Swedish SaaS investor Monterro has shared its Nordic B2B software growth benchmark report for 2024. It’s based on data from 298 Nordic software companies and has data around CAC payback (it is going up), salary increases (about 4.5 % planned for 2024), pricing increases (almost 7 %), churn and many other things a founder, executive or investor would be interested in.
Looking at the data it seems like the companies reporting are mainly bootstrapped and backed by lower risk type of investors (family offices, private equity etc as opposed to venture capital), as profitability is quite high from very small to €25+ million revenue companies.
We talked about 1X (humanoid robots), Strise (anti money laundering), Enode (energy integration platform), Oda (world leading online grocery), Two (B2B BNPL), Tana (knowledge management), Remarkable (“the paper tablet”), Dune Analytics (crypto analytics and more) and a bunch of other great companies.
Two takeaways from a Swedish perspective:
From a founder perspective. Norwegian founders and startups are quite similar to Swedish (small home market, expanding internationally, funding works the same), so don’t let the border stop you from reaching out for peer advice or to talk with a startup that has gotten one or two steps further than you.
From an investor perspective: The Nordic countries are quite similar, but there are also differences, e.g. which sectors are the most popular among startups. That gives a broader range of startups to invest in, and the potential of a stronger and better balanced portfolio.
Spotify reported Q1’24 results this week and stated that it will now be consistently profitable going forward.
The profitability indicator I like to pay attention to is gross profit/employee. On an annual basis it was 520,000 euros.
At that level Spotify really should be able to continue operate profitably and if it grows gross profit faster than employee, marketing and G&A costs it should see increased profits.
With revenue growth of ca 20 % year-over-year and increasing gross margins that should be very doable.
In addition to the AI discussion, I find Mark Zuckerberg’s comment on how he thought about not selling Facebook a good general approach:
If you like what you are doing, like your company and would build the same company again, why sell?
The full question and answer:
“Dwarkesh Patel 00:06:47
This is a total detour, but I want to ask about this while we’re on this. We’ll get back to AI in a second. In 2006 you didn’t sell for $1 billion but presumably there’s some amount you would have sold for, right? Did you write down in your head like “I think the actual valuation of Facebook at the time is this and they’re not actually getting the valuation right”? If they’d offered you $5 trillion, of course you would have sold. So how did you think about that choice?
Mark Zuckerberg 00:07:08
I think some of these things are just personal. I don’t know that at the time I was sophisticated enough to do that analysis. I had all these people around me who were making all these arguments for a billion dollars like “here’s the revenue that we need to make and here’s how big we need to be. It’s clearly so many years in the future.” It was very far ahead of where we were at the time. I didn’t really have the financial sophistication to really engage with that kind of debate.

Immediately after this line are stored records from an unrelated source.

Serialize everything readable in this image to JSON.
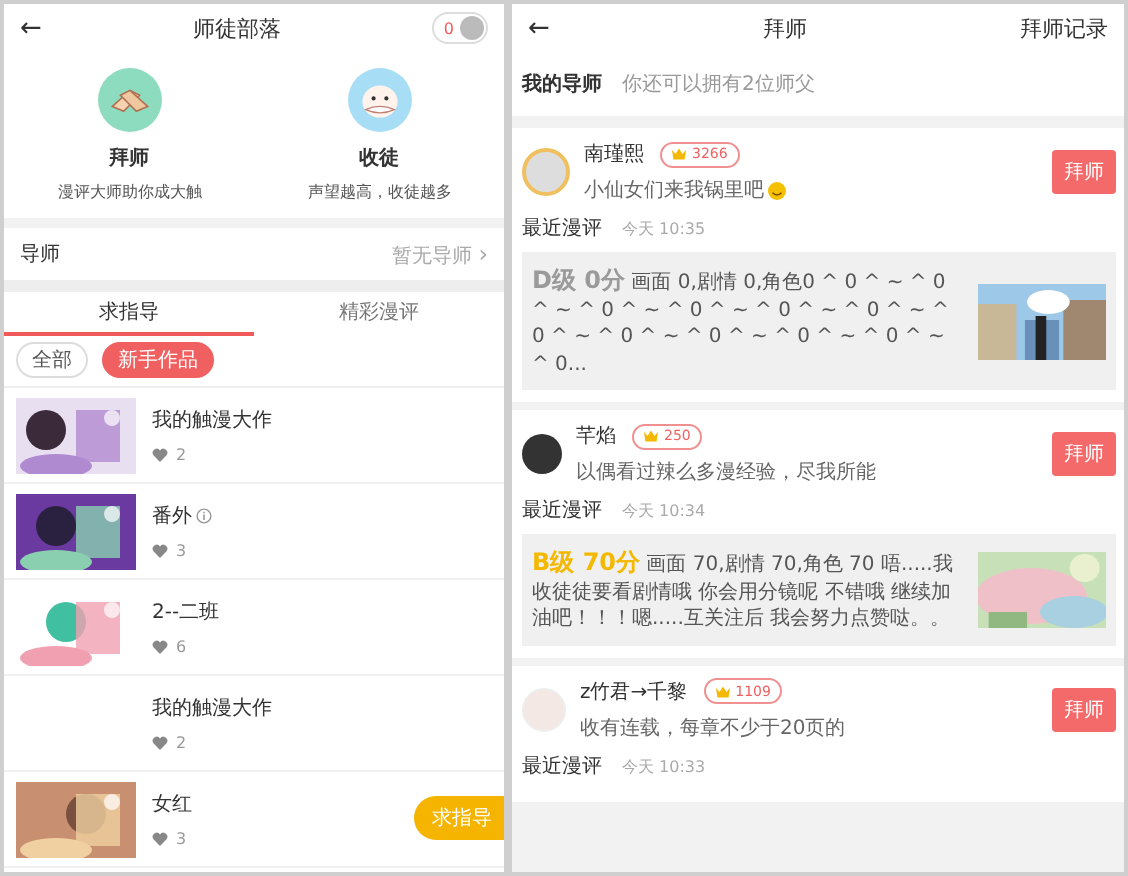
{
  "left": {
    "header": {
      "back": "←",
      "title": "师徒部落",
      "toggle_count": "0"
    },
    "features": [
      {
        "kind": "handshake",
        "title": "拜师",
        "subtitle": "漫评大师助你成大触"
      },
      {
        "kind": "seal",
        "title": "收徒",
        "subtitle": "声望越高，收徒越多"
      }
    ],
    "mentor_row": {
      "label": "导师",
      "value": "暂无导师",
      "chevron": "›"
    },
    "tabs": [
      {
        "label": "求指导",
        "selected": true
      },
      {
        "label": "精彩漫评",
        "selected": false
      }
    ],
    "chips": [
      {
        "label": "全部",
        "selected": false
      },
      {
        "label": "新手作品",
        "selected": true
      }
    ],
    "works": [
      {
        "kind": "picture",
        "title": "我的触漫大作",
        "info_icon": false,
        "likes": "2"
      },
      {
        "kind": "picture",
        "title": "番外",
        "info_icon": true,
        "likes": "3"
      },
      {
        "kind": "picture",
        "title": "2--二班",
        "info_icon": false,
        "likes": "6"
      },
      {
        "kind": "blank",
        "title": "我的触漫大作",
        "info_icon": false,
        "likes": "2"
      },
      {
        "kind": "picture",
        "title": "女红",
        "info_icon": false,
        "likes": "3"
      }
    ],
    "floating_button": "求指导"
  },
  "right": {
    "header": {
      "back": "←",
      "title": "拜师",
      "action": "拜师记录"
    },
    "my_mentor": {
      "label": "我的导师",
      "hint": "你还可以拥有2位师父"
    },
    "mentors": [
      {
        "name": "南瑾熙",
        "score": "3266",
        "motto": "小仙女们来我锅里吧",
        "emoji": true,
        "button": "拜师",
        "review_label": "最近漫评",
        "review_time": "今天 10:35",
        "review": {
          "grade": "D级 0分",
          "color": "#9a9a9a",
          "text": "画面 0,剧情 0,角色0 ^ 0 ^ ~ ^ 0 ^ ~ ^ 0 ^ ~ ^ 0 ^ ~ ^ 0 ^ ~ ^ 0 ^ ~ ^ 0 ^ ~ ^ 0 ^ ~ ^ 0 ^ ~ ^ 0 ^ ~ ^ 0 ^ ~ ^ 0..."
        }
      },
      {
        "name": "芊焰",
        "score": "250",
        "motto": "以偶看过辣么多漫经验，尽我所能",
        "emoji": false,
        "button": "拜师",
        "review_label": "最近漫评",
        "review_time": "今天 10:34",
        "review": {
          "grade": "B级 70分",
          "color": "#f5b800",
          "text": "画面 70,剧情 70,角色 70  唔.....我收徒徒要看剧情哦 你会用分镜呢 不错哦 继续加油吧！！！嗯.....互关注后 我会努力点赞哒。。"
        }
      },
      {
        "name": "z竹君→千黎",
        "score": "1109",
        "motto": "收有连载，每章不少于20页的",
        "emoji": false,
        "button": "拜师",
        "review_label": "最近漫评",
        "review_time": "今天 10:33"
      }
    ]
  }
}
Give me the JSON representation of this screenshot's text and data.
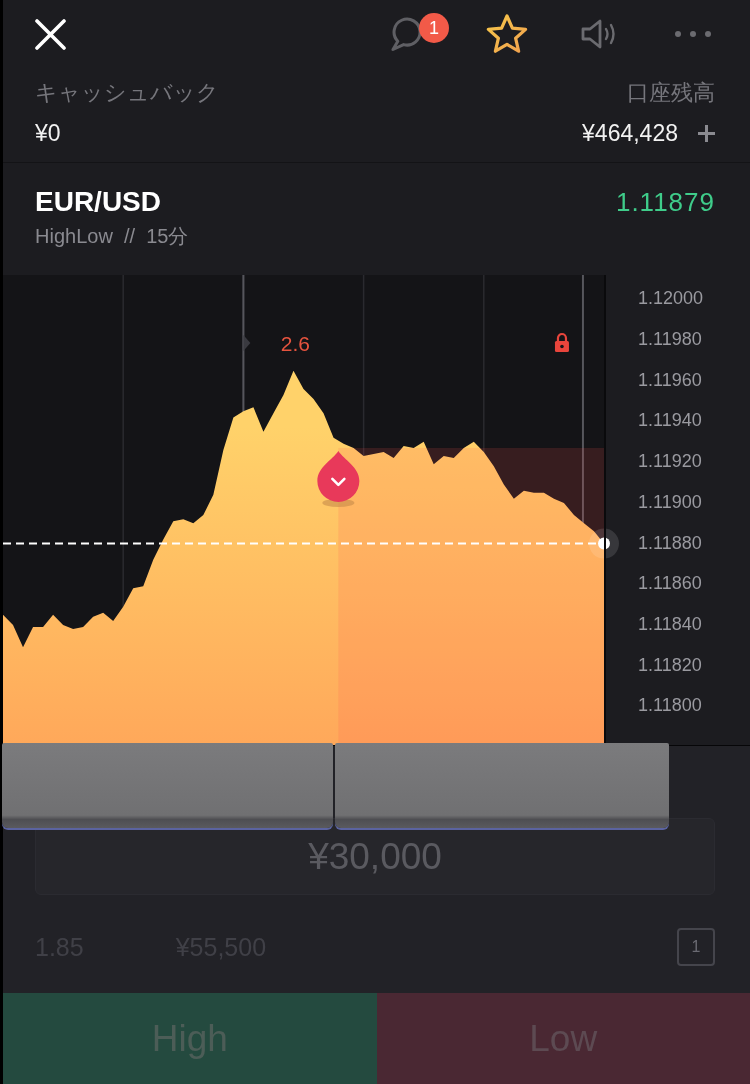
{
  "header": {
    "notification_badge": "1"
  },
  "balances": {
    "cashback_label": "キャッシュバック",
    "cashback": "¥0",
    "balance_label": "口座残高",
    "balance": "¥464,428"
  },
  "instrument": {
    "symbol": "EUR/USD",
    "price": "1.11879",
    "subtitle": "HighLow  //  15分"
  },
  "chart": {
    "positions": [
      {
        "kind": "low"
      }
    ],
    "chart_data": {
      "type": "area",
      "values": [
        1.11844,
        1.11839,
        1.11828,
        1.11838,
        1.11838,
        1.11844,
        1.11839,
        1.11837,
        1.11838,
        1.11843,
        1.11845,
        1.11841,
        1.11848,
        1.11857,
        1.11858,
        1.11871,
        1.11881,
        1.1189,
        1.11891,
        1.11889,
        1.11893,
        1.11903,
        1.11925,
        1.11941,
        1.11944,
        1.11946,
        1.11934,
        1.11943,
        1.11952,
        1.11964,
        1.11955,
        1.1195,
        1.11943,
        1.11931,
        1.11928,
        1.11926,
        1.11922,
        1.11923,
        1.11924,
        1.11921,
        1.11927,
        1.11926,
        1.11929,
        1.11918,
        1.11922,
        1.11921,
        1.11926,
        1.11929,
        1.11924,
        1.11917,
        1.11908,
        1.11901,
        1.11905,
        1.11904,
        1.11904,
        1.11901,
        1.11899,
        1.11893,
        1.11889,
        1.11885,
        1.11879
      ],
      "ylim": [
        1.1178,
        1.12011
      ],
      "yticks": [
        {
          "value": 1.12,
          "label": "1.12000"
        },
        {
          "value": 1.1198,
          "label": "1.11980"
        },
        {
          "value": 1.1196,
          "label": "1.11960"
        },
        {
          "value": 1.1194,
          "label": "1.11940"
        },
        {
          "value": 1.1192,
          "label": "1.11920"
        },
        {
          "value": 1.119,
          "label": "1.11900"
        },
        {
          "value": 1.1188,
          "label": "1.11880"
        },
        {
          "value": 1.1186,
          "label": "1.11860"
        },
        {
          "value": 1.1184,
          "label": "1.11840"
        },
        {
          "value": 1.1182,
          "label": "1.11820"
        },
        {
          "value": 1.118,
          "label": "1.11800"
        }
      ],
      "grid": true,
      "ref_lines": [
        {
          "axis": "y",
          "value": 1.11879
        }
      ],
      "bands": [
        {
          "axis": "y",
          "from": 1.1178,
          "to": 1.11926
        }
      ],
      "annotations": [
        "2.6"
      ]
    }
  },
  "trade": {
    "amount": "¥30,000",
    "payout_rate": "1.85",
    "payout": "¥55,500",
    "one_click_label": "1",
    "buttons": [
      {
        "kind": "high",
        "label": "High"
      },
      {
        "kind": "low",
        "label": "Low"
      }
    ]
  }
}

Deep down I believed in what we were doing. I did some analysis like “what would I do if I weren’t doing this? Well, I really like building things and I like helping people communicate. I like understanding what’s going on with people and the dynamics between people. So I think if I sold this company, I’d just go build another company like this and I kind of like the one I have. So why?” I think a lot of the biggest bets that people make are often just based on conviction and values. It’s actually usually very hard to do the analyses trying to connect the dots forward. “
The stock market is great, but most of the time the core business model of the stock market is not to provide capital to companies that want to grow. Providing capital is the core business model of private investors, like venture capital. The stock market is more about providing liquidity for trading shares and most public market investors look to take money out of companies in the form of dividends and share buybacks, not putting money into new share issues. (Public market investors, like private investors, also buy shares for price appreciation, but that is not a direct use of the cash in a company.)
Two slides that indicate that times are getting better (software is growing and venture capital invested has stopped going down):
Public software companies are growing Net New Annual Recurring Revenue (adding more future revenue than they are losing)
Venture capital dollars invested have declined for eight quarters, which is very close to the 9-10 quarters of decline after the Internet bubble and the Great Recession, but now seem to have bottomed out and are at the same level as in 2017-2019.
Klarna released its annual report and an investor presentation for 2023 results a while back (which I missed at the time). I liked the format of the investor presentation, and believe it is one to get inspiration from. Two things in the investor presentation interested me in particular:
1. The Profit and Loss statement, and the development year-over-year. Growing revenue more than 20 % while cutting most costs 10-30 % per main cost area is good execution.